Un saggio corposo, monotematico, e tuttavia godibile. Per i riferimenti, letterari e storici, classici e rinascimentali, molti italiani. E per l’argomentare, sottile ma non incerto.
Vernon Lee, nota autrice di racconti affascinanti della realtà misteriosa, fu un’italianista dai molti meriti. Ma questo saggio non è stato mai tradotto. Nata a Boulogne-sur-Mer come Violet Paget, prese lo pseudonimo in onore del fratellstro, il poeta Eugene Hamilton-Lee.
Nata nel 1856, risiedette a Roma tra il 1868 e il 1873. Fu quindi per tutta la vita a Firenze, dove strinse rapporti con avri personaggi delle lettere, Nencioni, Pascarella, Placci et al.

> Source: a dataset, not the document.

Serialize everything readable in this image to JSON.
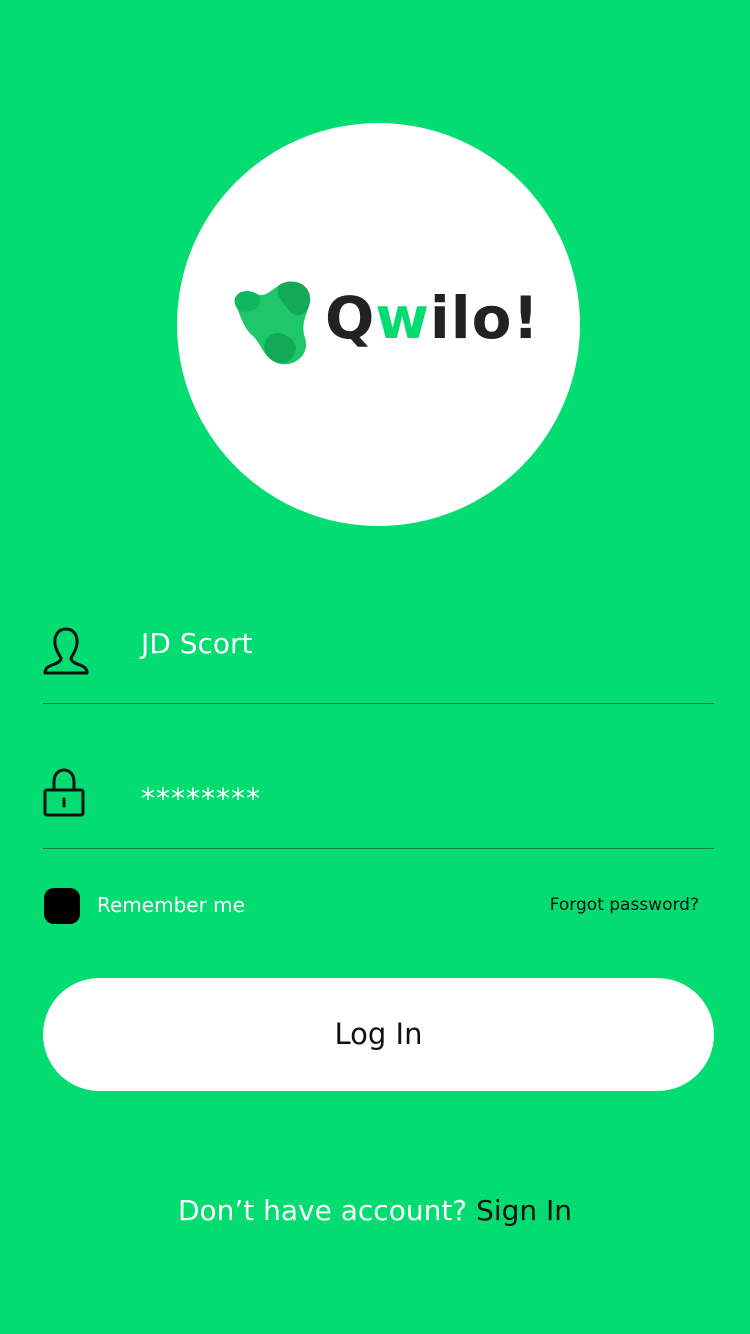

Tenendo salotto nella  sua casa in campagna, la villa Il Palmerino. Scrisse del Settecento italiano, nel 1880, e nel 1884 dell’influenza dell’Antichità e del Medio Evo sul Rinascimento. Altri saggi nelle raccolte “Limbo and other Essays”, e “The Spirit of Rome, letters from a Diary”.
Curiosa la concezione restrittiva del piacere, più di quella, di quaranta o sessant’anni prima, e di un devoto anche se poco credente, Alessandro Manzoni. “Non è puritanesimo eccessivo dire che mentre in astratto il piacere è un grande, forse il più grande, bene, i nostri piaceri di fatto, in concreto, sono molto spesso male”. Non c’è una regola, o una misura: “Questo significa soltanto che tutti noi siamo ancora creature molto sottosviluppate; la maggioranza, tuttavia, meno sviluppata della minoranza”.